My sister has been accepted in a teaching certification fellowship in the Bay Area. As part of her education, she had to find a teaching job. After interviews and a door or two shut, her job offers came through. Two of them. She’s opted to work at a diverse progressive school, the type of place she’d been hoping to find. Another school, a ritzy one only for girls, also offered her a position and some more attractive benefits. She made her choice, and will make the necessary sacrifices to afford the potential opportunities she sees the Saint will offer. I hear myself in my head, cheering for her the way my mom did at softball games. Two syllables – Go Mel!

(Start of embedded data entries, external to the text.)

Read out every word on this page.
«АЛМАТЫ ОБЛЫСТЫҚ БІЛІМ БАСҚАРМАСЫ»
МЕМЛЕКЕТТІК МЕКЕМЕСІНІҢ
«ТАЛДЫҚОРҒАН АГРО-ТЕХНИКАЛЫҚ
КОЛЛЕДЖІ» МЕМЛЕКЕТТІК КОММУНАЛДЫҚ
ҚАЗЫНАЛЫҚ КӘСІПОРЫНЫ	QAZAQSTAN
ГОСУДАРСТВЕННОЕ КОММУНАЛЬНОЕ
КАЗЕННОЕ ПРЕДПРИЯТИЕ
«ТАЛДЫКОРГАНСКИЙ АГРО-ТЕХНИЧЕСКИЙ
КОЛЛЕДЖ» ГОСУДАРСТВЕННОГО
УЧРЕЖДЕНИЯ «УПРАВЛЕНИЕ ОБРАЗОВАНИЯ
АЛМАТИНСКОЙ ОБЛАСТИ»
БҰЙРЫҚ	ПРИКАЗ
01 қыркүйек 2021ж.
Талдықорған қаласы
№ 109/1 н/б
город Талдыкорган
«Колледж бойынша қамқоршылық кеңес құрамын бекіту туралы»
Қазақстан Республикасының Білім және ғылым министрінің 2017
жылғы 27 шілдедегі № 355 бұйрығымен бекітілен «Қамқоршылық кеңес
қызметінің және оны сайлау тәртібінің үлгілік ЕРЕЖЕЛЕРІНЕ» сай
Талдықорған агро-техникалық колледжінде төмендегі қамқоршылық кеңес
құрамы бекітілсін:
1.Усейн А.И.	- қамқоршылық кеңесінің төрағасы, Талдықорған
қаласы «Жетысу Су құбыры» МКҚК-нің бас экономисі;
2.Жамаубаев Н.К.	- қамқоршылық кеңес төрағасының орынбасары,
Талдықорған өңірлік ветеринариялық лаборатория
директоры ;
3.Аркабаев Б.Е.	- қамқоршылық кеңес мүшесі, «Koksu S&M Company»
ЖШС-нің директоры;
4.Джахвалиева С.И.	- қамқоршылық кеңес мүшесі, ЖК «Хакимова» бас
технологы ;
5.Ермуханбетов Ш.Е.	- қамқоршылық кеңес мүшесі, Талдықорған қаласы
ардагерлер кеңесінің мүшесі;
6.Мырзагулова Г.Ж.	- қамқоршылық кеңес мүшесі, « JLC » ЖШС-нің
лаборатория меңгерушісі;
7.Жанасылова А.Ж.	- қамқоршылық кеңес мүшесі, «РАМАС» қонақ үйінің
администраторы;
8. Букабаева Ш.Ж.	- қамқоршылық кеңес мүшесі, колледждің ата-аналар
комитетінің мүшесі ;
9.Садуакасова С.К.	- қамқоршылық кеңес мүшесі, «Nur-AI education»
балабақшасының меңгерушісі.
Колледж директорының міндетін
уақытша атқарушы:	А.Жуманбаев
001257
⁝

My little brother graduated from college. This was a couple months ago. But still. He’s back in the Tri-state and looking for a job. I feel like saying, “welcome to your life.” But maybe I just want to welcome him back into mine. We haven’t lived in the same place since 1996. My mother said that after he came into the city on night and went to a bar with a roof-deck, that she got the sense he thought he could get used to this. I remember when I worked at my dad’s mortgage company for a few months over one summer. It was the first time I realized that life, and friends, and laughing didn’t end when college was over. There were three girls who worked with him. They were fun. They had fun. I want my brother to stay here.

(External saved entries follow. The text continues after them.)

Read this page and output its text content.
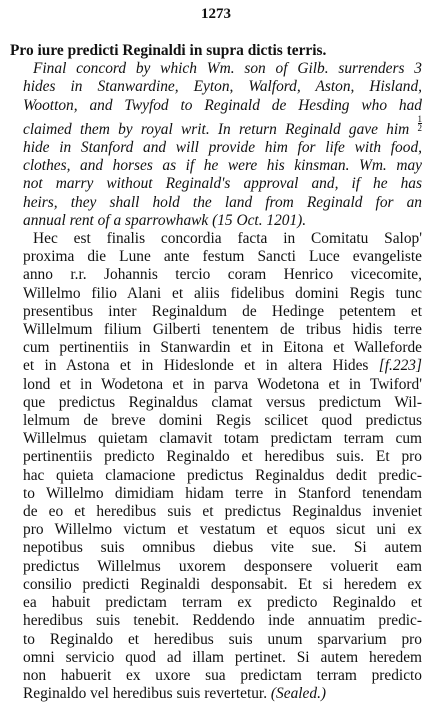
1273

Pro iure predicti Reginaldi in supra dictis terris.

Final concord by which Wm. son of Gilb. surrenders 3
hides in Stanwardine, Eyton, Walford, Aston, Hisland,
Wootton, and Twyfod to Reginald de Hesding who had
claimed them by royal writ. In return Reginald gave him $\frac{1}{2}$
hide in Stanford and will provide him for life with food,
clothes, and horses as if he were his kinsman. Wm. may
not marry without Reginald's approval and, if he has
heirs, they shall hold the land from Reginald for an
annual rent of a sparrowhawk (15 Oct. 1201).
Hec est finalis concordia facta in Comitatu Salop'
proxima die Lune ante festum Sancti Luce evangeliste
anno r.r. Johannis tercio coram Henrico vicecomite,
Willelmo filio Alani et aliis fidelibus domini Regis tunc
presentibus inter Reginaldum de Hedinge petentem et
Willelmum filium Gilberti tenentem de tribus hidis terre
cum pertinentiis in Stanwardin et in Eitona et Walleforde
et in Astona et in Hideslonde et in altera Hides [f.223]
lond et in Wodetona et in parva Wodetona et in Twiford'
que predictus Reginaldus clamat versus predictum Wil-
lelmum de breve domini Regis scilicet quod predictus
Willelmus quietam clamavit totam predictam terram cum
pertinentiis predicto Reginaldo et heredibus suis. Et pro
hac quieta clamacione predictus Reginaldus dedit predic-
to Willelmo dimidiam hidam terre in Stanford tenendam
de eo et heredibus suis et predictus Reginaldus inveniet
pro Willelmo victum et vestatum et equos sicut uni ex
nepotibus suis omnibus diebus vite sue. Si autem
predictus Willelmus uxorem desponsere voluerit eam
consilio predicti Reginaldi desponsabit. Et si heredem ex
ea habuit predictam terram ex predicto Reginaldo et
heredibus suis tenebit. Reddendo inde annuatim predic-
to Reginaldo et heredibus suis unum sparvarium pro
omni servicio quod ad illam pertinet. Si autem heredem
non habuerit ex uxore sua predictam terram predicto
Reginaldo vel heredibus suis revertetur. (Sealed.)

And then there’s that place we lived, back when we resided under one roof. My parents are planning on selling the house. My dad’s started a new career and they don’t really need all that space. We’ve lived there since 1985. I mean, I remember moving in. I remember it. I remember my mom made friends for me with Jill because she lived around the block and I didn’t have to cross any streets to get to her house. Jill got increasingly grouchy as the years progressed. When she drove me to high school each morning, we didn’t speak. But, as of late, I’ve known my parents were looking at condos or townhouses. But I just knew they were looking at them, not for them. But, when my mom said, “We’re thinking of selling the house,” in this I am sorry to break it to you kind of tone, I felt like I should be sad. And I was. For a minute, before I realized it was just a house. I also remembered that for a great many (too many) years after we moved into that house that I still always felt displaced. I remember crying one time, sitting on the huge king bed in my parents’ room. I was probably 13 or 14, one of those years during which I suffered considerable teenaged angst. I said, “I want to go home.” I don’t know what I meant by that. I was home; I was in the house that my family lived in. So maybe it was a metaphysical thing, an existential dislocation. But still. I loved reacquainting with the house’s smell every summer after eight weeks away at camp. And my mother, in her spot at the head of the table, every morning as the sun streaming through the green leaves in the backyard and into the kitchen. My mom said she’s ready. She doesn’t want to clean out the house. The clutter is getting to her, even though it’s confined to the basement. She’d rather just move.

So, it’s the beginning of a new chapter. It’s the cliché I keep using. (Clichés are sometimes underrated, they’ve become such because they express the sentiment so perfectly.)

As for me, as I enter my 30th year, I am happily dancing during this interlude. I can’t define this time by giving it a chapter number or title. But the song that’s playing is harmoniously peppered with notes of contentment and the dance is exciting.